BIZCHINA / Figure

Shanda profit dives as 'Mir' game fades
(Reuters)
Updated: 2006-05-18 09:06

Shanda Interactive Entertainment Ltd, China's second largest online game operator, on Wednesday posted quarterly profit that plunged 95 percent as the popularity of its flagship game "The Legend of Mir II" dims.

Shanda reported first-quarter net income of 11.8 million yuan, which converts to $1.5 million, or 2 cents per American Depositary Share. In the year-ago quarter, it earned 220.1 million yuan.

Total revenue fell 31 percent to 341.4 million yuan, or $42.6 million. Contributions from online games dropped 30 percent to 309.6 million yuan, or $38.6 million, during the quarter.

Massively multiplayer online role-playing games, in which thousands of people compete via the Web, contributed revenue of 225.2 million yuan, or $28 million, during the quarter.
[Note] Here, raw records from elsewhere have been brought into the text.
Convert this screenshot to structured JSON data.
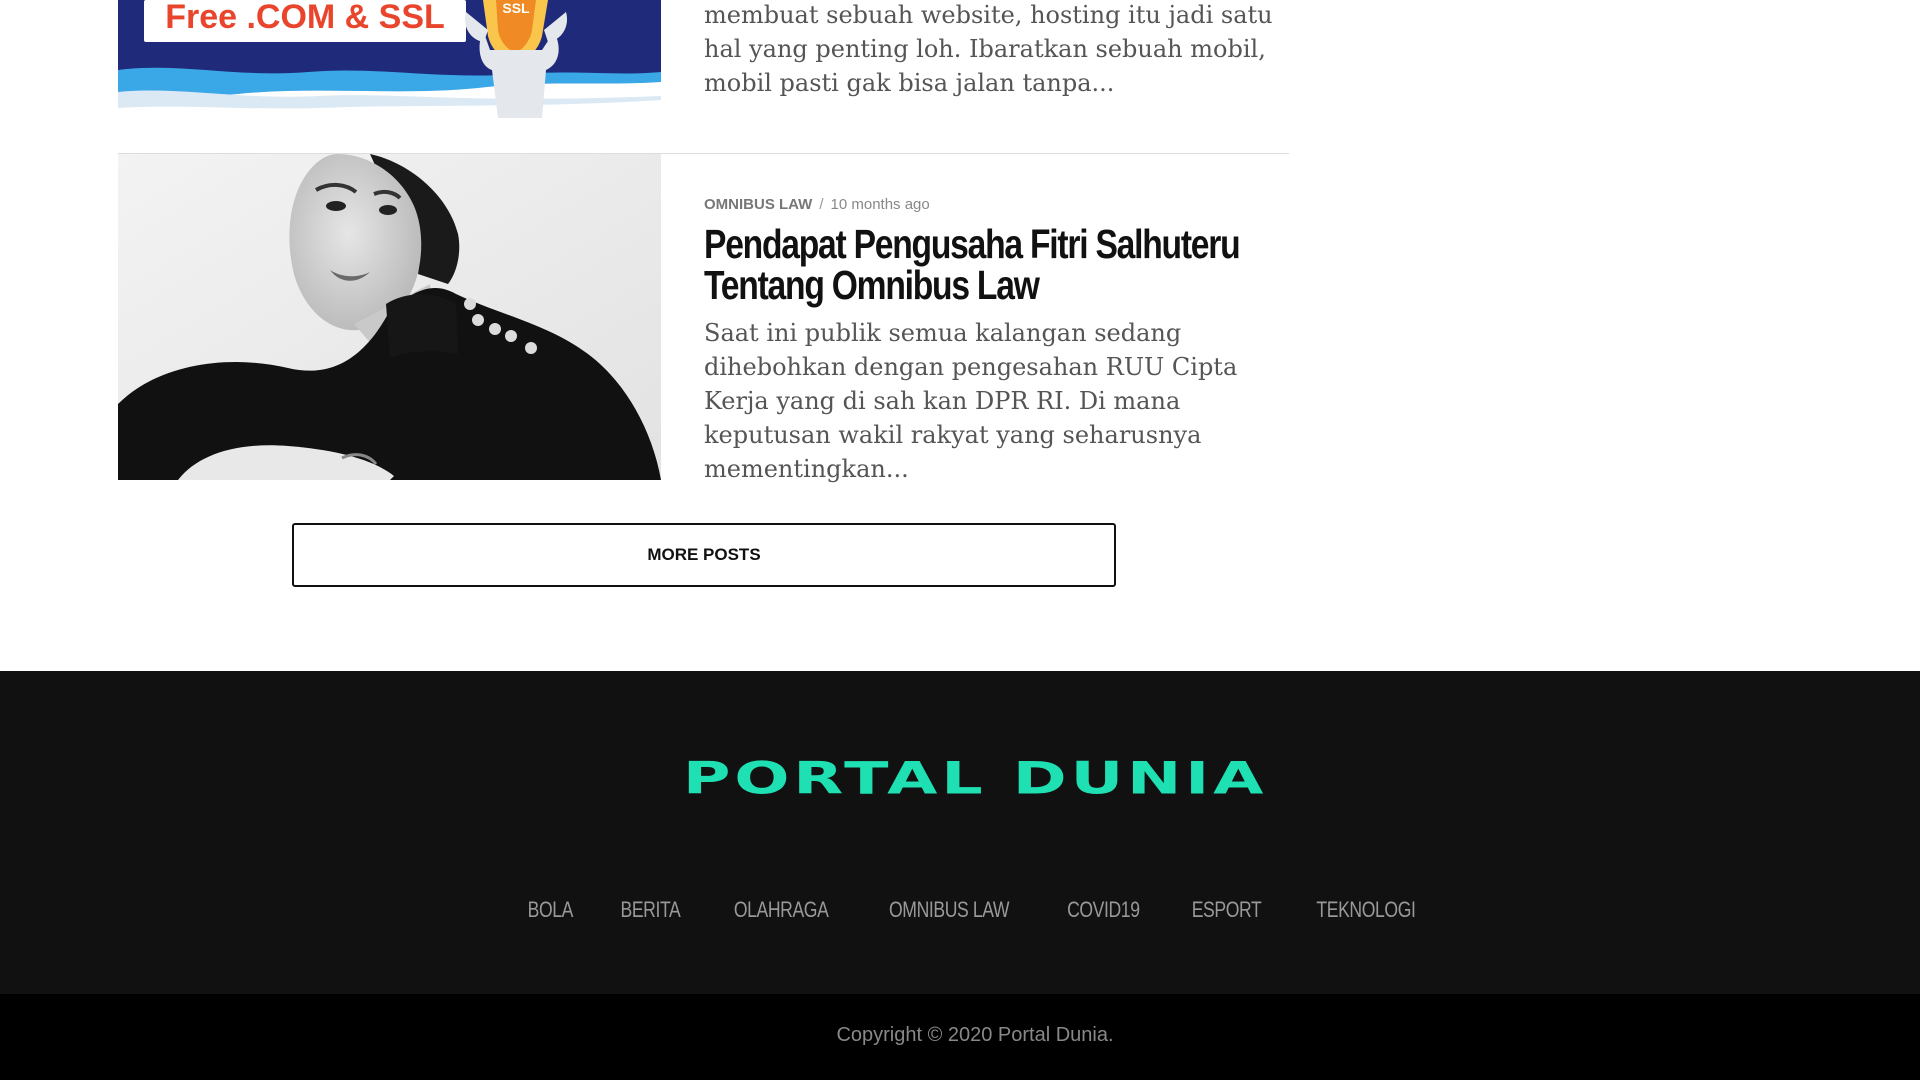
{
  "posts": [
    {
      "image_text": "Free .COM & SSL",
      "badge_text": "SSL",
      "excerpt": "membuat sebuah website, hosting itu jadi satu hal yang penting loh. Ibaratkan sebuah mobil, mobil pasti gak bisa jalan tanpa..."
    },
    {
      "category": "OMNIBUS LAW",
      "separator": "/",
      "time": "10 months ago",
      "title": "Pendapat Pengusaha Fitri Salhuteru Tentang Omnibus Law",
      "excerpt": "Saat ini publik semua kalangan sedang dihebohkan dengan pengesahan RUU Cipta Kerja yang di sah kan DPR RI. Di mana keputusan wakil rakyat yang seharusnya mementingkan..."
    }
  ],
  "more_posts_label": "MORE POSTS",
  "footer": {
    "logo": "PORTAL DUNIA",
    "logo_color": "#1ee0b2",
    "nav": [
      "BOLA",
      "BERITA",
      "OLAHRAGA",
      "OMNIBUS LAW",
      "COVID19",
      "ESPORT",
      "TEKNOLOGI"
    ],
    "copyright": "Copyright © 2020 Portal Dunia."
  }
}
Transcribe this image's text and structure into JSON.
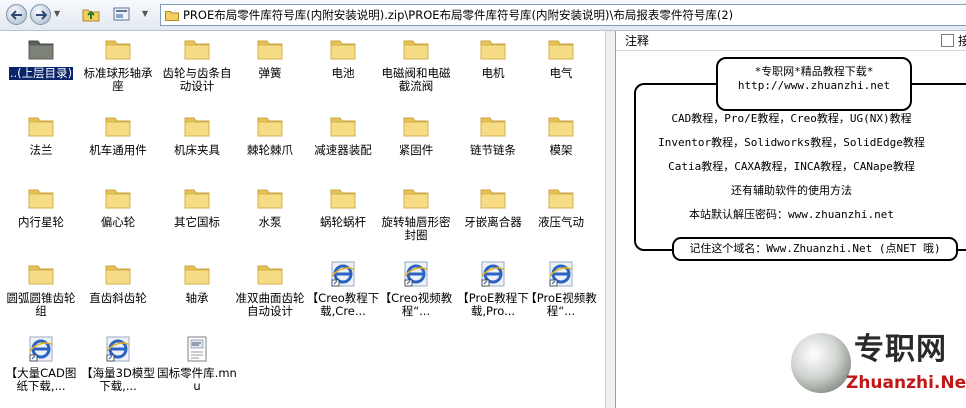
{
  "address": {
    "path": "PROE布局零件库符号库(内附安装说明).zip\\PROE布局零件库符号库(内附安装说明)\\布局报表零件符号库(2)"
  },
  "files": [
    {
      "label": "..(上层目录)",
      "icon": "up-folder-icon",
      "selected": true
    },
    {
      "label": "标准球形轴承座",
      "icon": "folder-icon"
    },
    {
      "label": "齿轮与齿条自动设计",
      "icon": "folder-icon"
    },
    {
      "label": "弹簧",
      "icon": "folder-icon"
    },
    {
      "label": "电池",
      "icon": "folder-icon"
    },
    {
      "label": "电磁阀和电磁截流阀",
      "icon": "folder-icon"
    },
    {
      "label": "电机",
      "icon": "folder-icon"
    },
    {
      "label": "电气",
      "icon": "folder-icon"
    },
    {
      "label": "法兰",
      "icon": "folder-icon"
    },
    {
      "label": "机车通用件",
      "icon": "folder-icon"
    },
    {
      "label": "机床夹具",
      "icon": "folder-icon"
    },
    {
      "label": "棘轮棘爪",
      "icon": "folder-icon"
    },
    {
      "label": "减速器装配",
      "icon": "folder-icon"
    },
    {
      "label": "紧固件",
      "icon": "folder-icon"
    },
    {
      "label": "链节链条",
      "icon": "folder-icon"
    },
    {
      "label": "模架",
      "icon": "folder-icon"
    },
    {
      "label": "内行星轮",
      "icon": "folder-icon"
    },
    {
      "label": "偏心轮",
      "icon": "folder-icon"
    },
    {
      "label": "其它国标",
      "icon": "folder-icon"
    },
    {
      "label": "水泵",
      "icon": "folder-icon"
    },
    {
      "label": "蜗轮蜗杆",
      "icon": "folder-icon"
    },
    {
      "label": "旋转轴唇形密封圈",
      "icon": "folder-icon"
    },
    {
      "label": "牙嵌离合器",
      "icon": "folder-icon"
    },
    {
      "label": "液压气动",
      "icon": "folder-icon"
    },
    {
      "label": "圆弧圆锥齿轮组",
      "icon": "folder-icon"
    },
    {
      "label": "直齿斜齿轮",
      "icon": "folder-icon"
    },
    {
      "label": "轴承",
      "icon": "folder-icon"
    },
    {
      "label": "准双曲面齿轮自动设计",
      "icon": "folder-icon"
    },
    {
      "label": "【Creo教程下载,Cre...",
      "icon": "internet-shortcut-icon"
    },
    {
      "label": "【Creo视频教程“...",
      "icon": "internet-shortcut-icon"
    },
    {
      "label": "【ProE教程下载,Pro...",
      "icon": "internet-shortcut-icon"
    },
    {
      "label": "【ProE视频教程“...",
      "icon": "internet-shortcut-icon"
    },
    {
      "label": "【大量CAD图纸下载,...",
      "icon": "internet-shortcut-icon"
    },
    {
      "label": "【海量3D模型下载,...",
      "icon": "internet-shortcut-icon"
    },
    {
      "label": "国标零件库.mnu",
      "icon": "mnu-file-icon"
    }
  ],
  "comment": {
    "header": "注释",
    "checkbox_label": "接",
    "title_line1": "*专职网*精品教程下载*",
    "title_line2": "http://www.zhuanzhi.net",
    "lines": [
      "CAD教程，Pro/E教程，Creo教程，UG(NX)教程",
      "Inventor教程，Solidworks教程，SolidEdge教程",
      "Catia教程，CAXA教程，INCA教程，CANape教程",
      "还有辅助软件的使用方法",
      "本站默认解压密码：www.zhuanzhi.net"
    ],
    "domain_note": "记住这个域名：Www.Zhuanzhi.Net (点NET 哦)",
    "logo_text": "专职网",
    "logo_url": "Zhuanzhi.Net"
  },
  "colors": {
    "selection": "#0a246a",
    "folder": "#f5d77a",
    "logo_red": "#c01818"
  }
}
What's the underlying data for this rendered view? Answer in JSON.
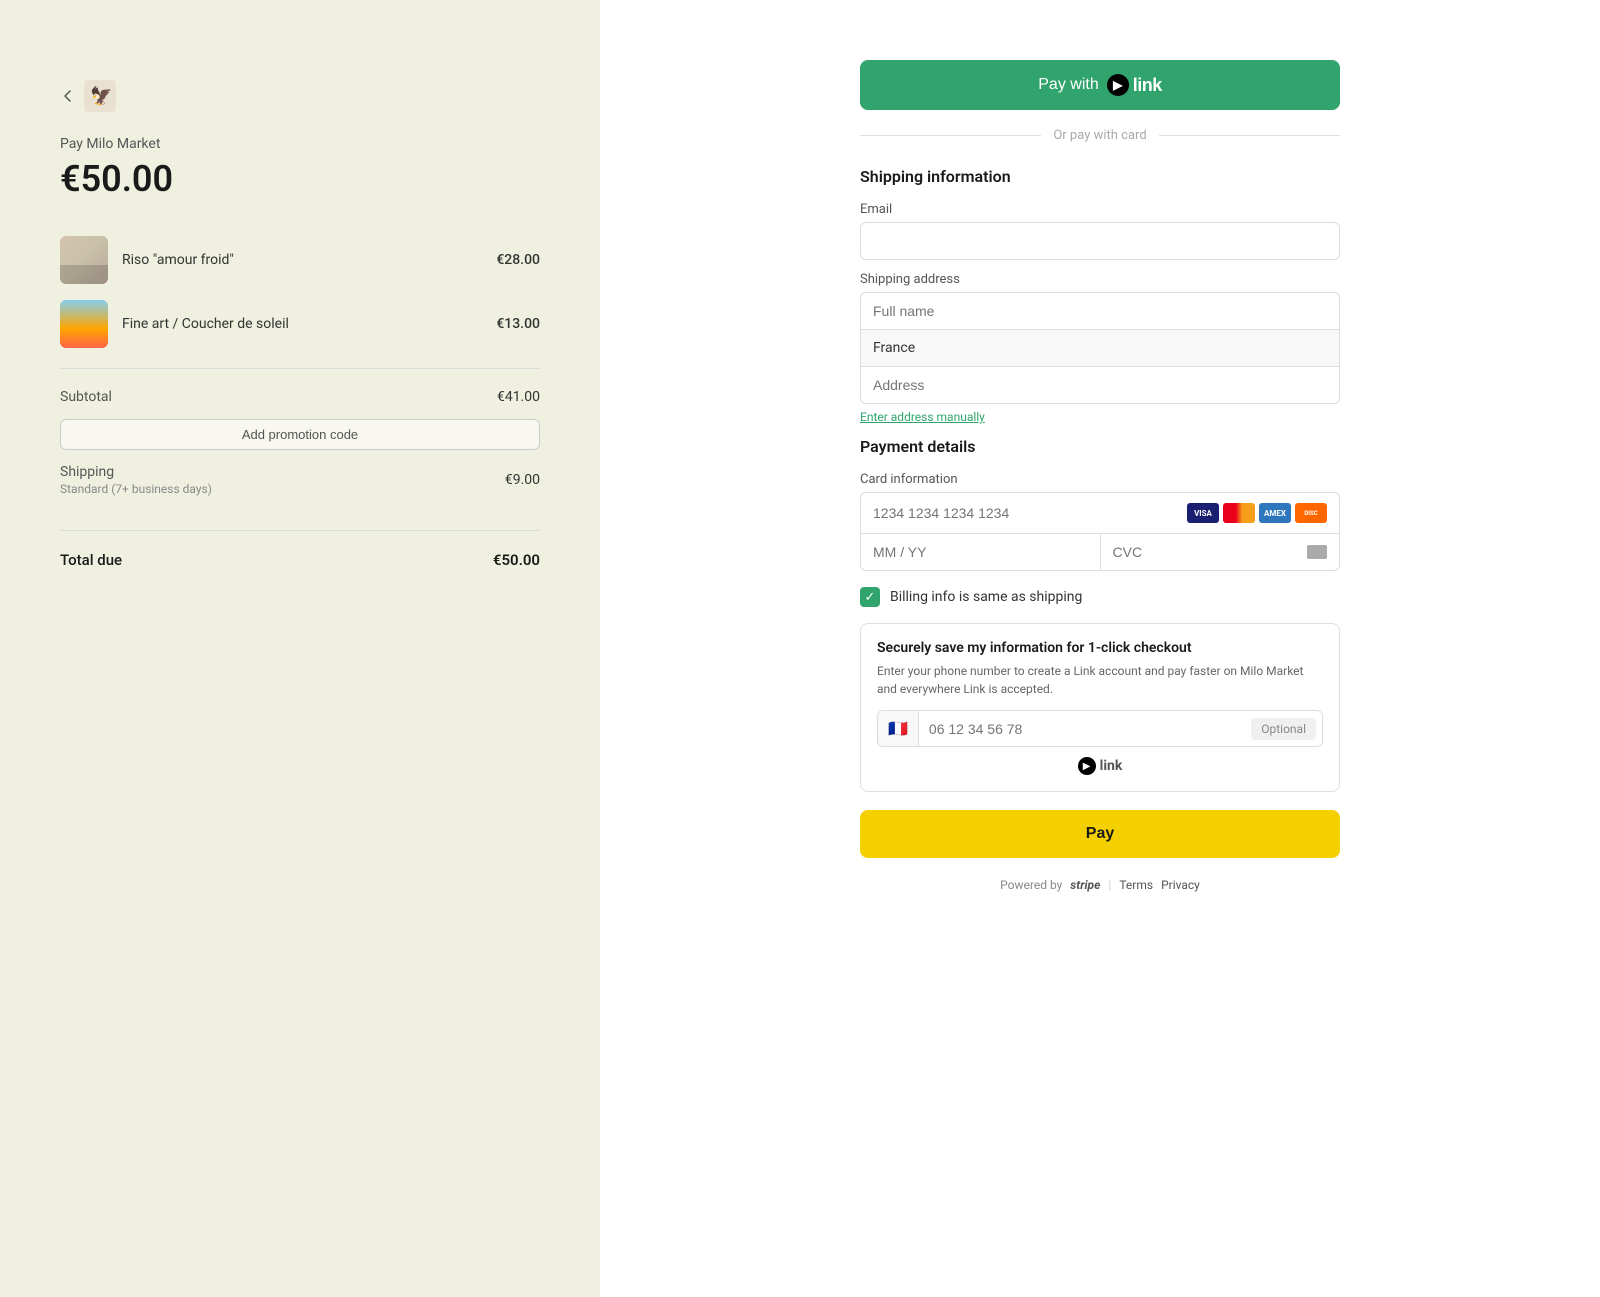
{
  "left": {
    "pay_label": "Pay Milo Market",
    "total_amount": "€50.00",
    "items": [
      {
        "name": "Riso \"amour froid\"",
        "price": "€28.00"
      },
      {
        "name": "Fine art / Coucher de soleil",
        "price": "€13.00"
      }
    ],
    "subtotal_label": "Subtotal",
    "subtotal_value": "€41.00",
    "promo_button": "Add promotion code",
    "shipping_label": "Shipping",
    "shipping_sublabel": "Standard (7+ business days)",
    "shipping_value": "€9.00",
    "total_label": "Total due",
    "total_value": "€50.00"
  },
  "right": {
    "pay_with_link_label": "Pay with",
    "link_text": "link",
    "or_pay_label": "Or pay with card",
    "shipping_section": "Shipping information",
    "email_label": "Email",
    "email_placeholder": "",
    "shipping_address_label": "Shipping address",
    "full_name_placeholder": "Full name",
    "country_value": "France",
    "address_placeholder": "Address",
    "enter_manually": "Enter address manually",
    "payment_section": "Payment details",
    "card_info_label": "Card information",
    "card_placeholder": "1234 1234 1234 1234",
    "expiry_placeholder": "MM / YY",
    "cvc_placeholder": "CVC",
    "billing_same_label": "Billing info is same as shipping",
    "save_info_title": "Securely save my information for 1-click checkout",
    "save_info_desc": "Enter your phone number to create a Link account and pay faster on Milo Market and everywhere Link is accepted.",
    "phone_flag": "🇫🇷",
    "phone_placeholder": "06 12 34 56 78",
    "optional_label": "Optional",
    "pay_button": "Pay",
    "powered_by": "Powered by",
    "stripe_label": "stripe",
    "terms_label": "Terms",
    "privacy_label": "Privacy"
  }
}
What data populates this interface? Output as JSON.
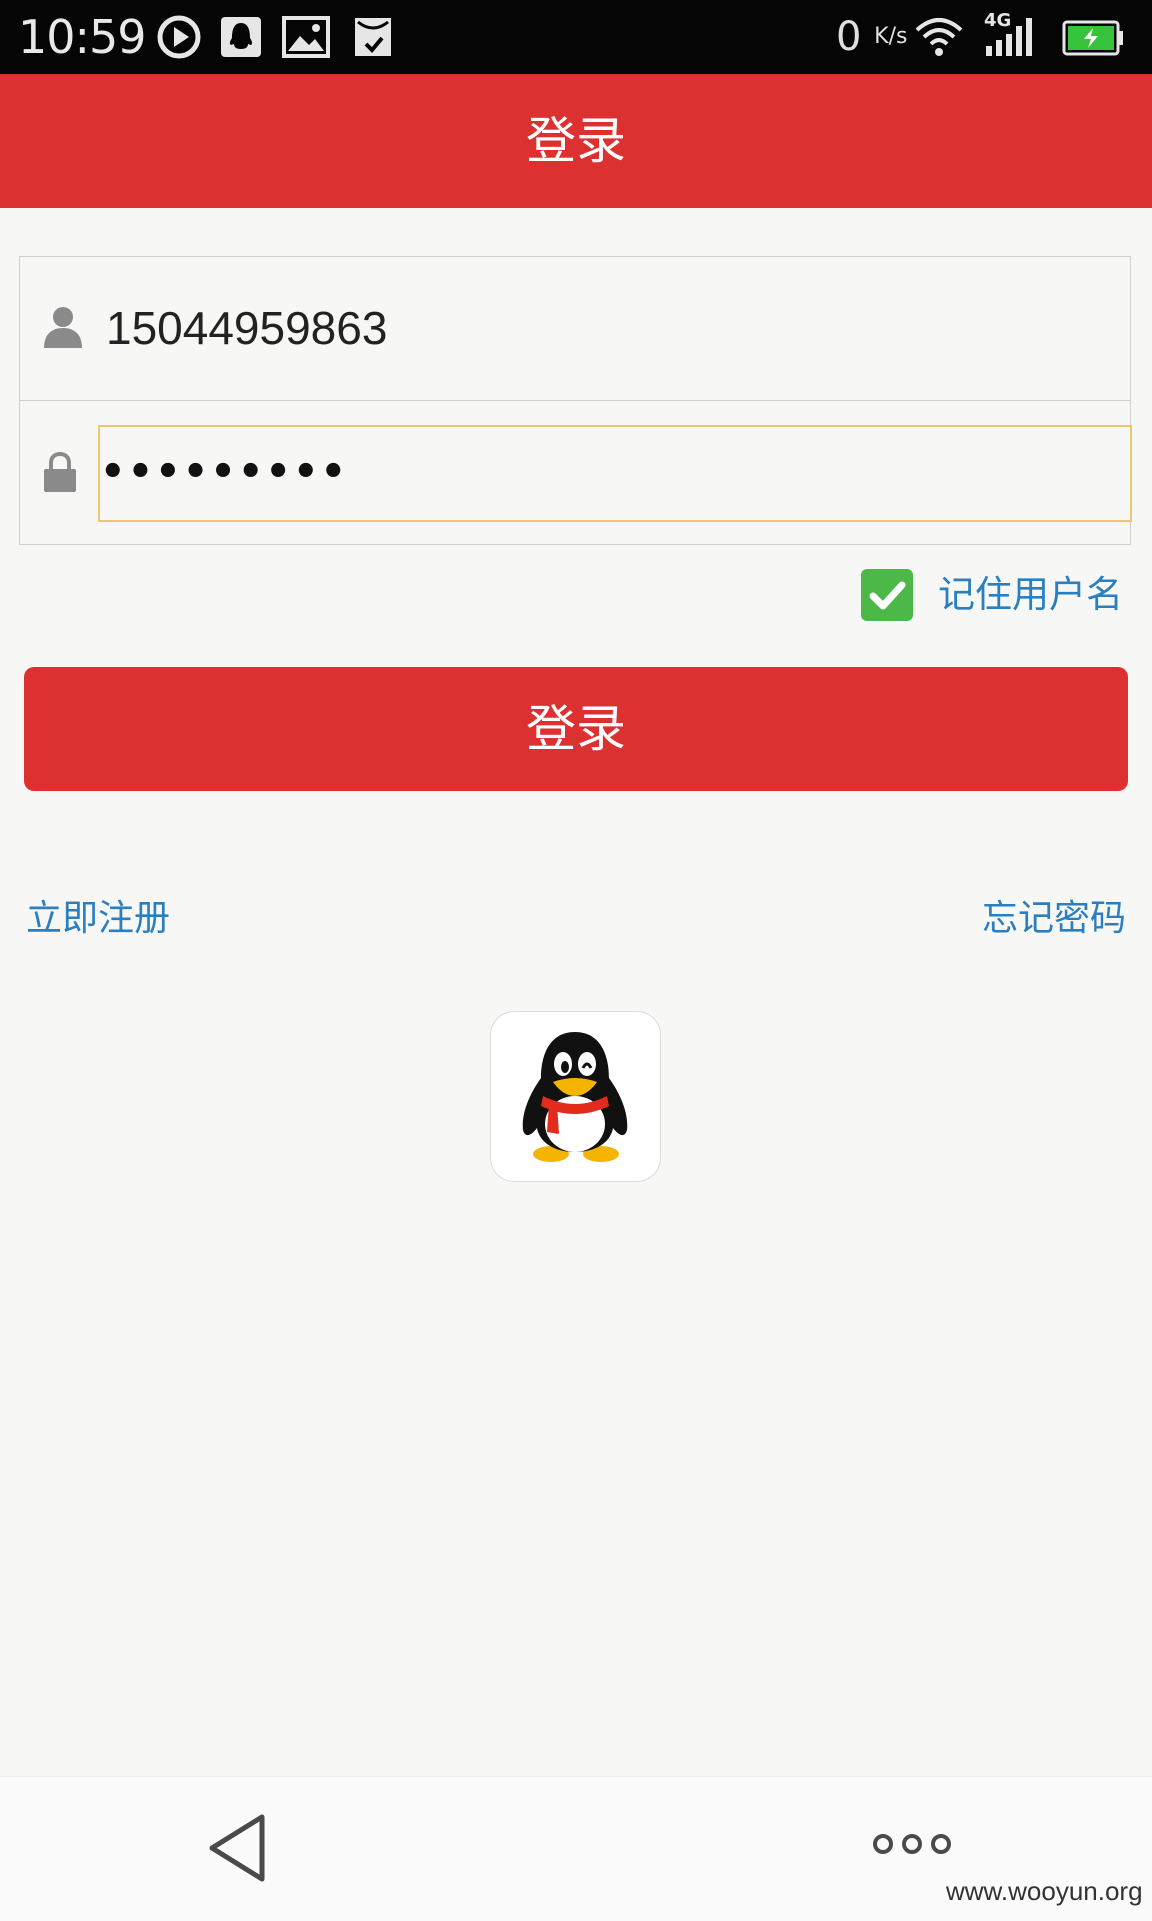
{
  "status_bar": {
    "time": "10:59",
    "net_speed": "0",
    "net_speed_unit": "K/s",
    "network_type": "4G",
    "icons": [
      "play-circle-icon",
      "qq-notify-icon",
      "image-icon",
      "shopping-bag-icon",
      "wifi-icon",
      "signal-icon",
      "battery-charging-icon"
    ]
  },
  "header": {
    "title": "登录"
  },
  "form": {
    "username": "15044959863",
    "password_mask": "•••••••••"
  },
  "remember": {
    "label": "记住用户名",
    "checked": true
  },
  "login_button": {
    "label": "登录"
  },
  "links": {
    "register": "立即注册",
    "forgot_password": "忘记密码"
  },
  "social_login": {
    "icon": "qq-penguin-icon"
  },
  "nav": {
    "back": "back-icon",
    "more": "more-icon"
  },
  "watermark": "www.wooyun.org",
  "colors": {
    "accent_red": "#dd3131",
    "link_blue": "#2a7fc0",
    "check_green": "#4cb847",
    "focus_border": "#f2c66c"
  }
}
In Asia, video gaming is a social event that often takes place in Internet cafes. In the North American market, gamers tend to play alone or with a handful of friends on a console.

'MIR' DIMS
 
Shanda was China's top online game operator for much of its short life, but began to see a sharp decline in its fortunes toward the end of last year as its most popular title, "The Legend of Mir II," peaked and began to fade in the nation's competitive online game market.

The company recently gave up its top spot in the market to former number two, NetEase.com Inc. , whose fortunes have soared in recent quarters on the popularity of its two "Westward Journey" games.

Shanda reported a loss in the fourth quarter of last year -- its first quarterly loss since its March 2004 initial public offering -- following its move to a free model for basic play on "Mir II" and some other titles.

China's online game market has grown rapidly over the last few years and was worth an estimated $600 million last year. It is expected to grow to over $750 million this year as its audience swells, according to some analyst estimates.

But the nature of the market -- where a single hit or dud can make or break a company -- has also meant firms such as Shanda, which is trying to build itself into a diversified media company, can also fall as quickly as they rose.

Shanda's shares have plunged more than 60 percent in the last 52 weeks. They now trade at just above their IPO price of $11 after soaring as high as $45 at their highest point.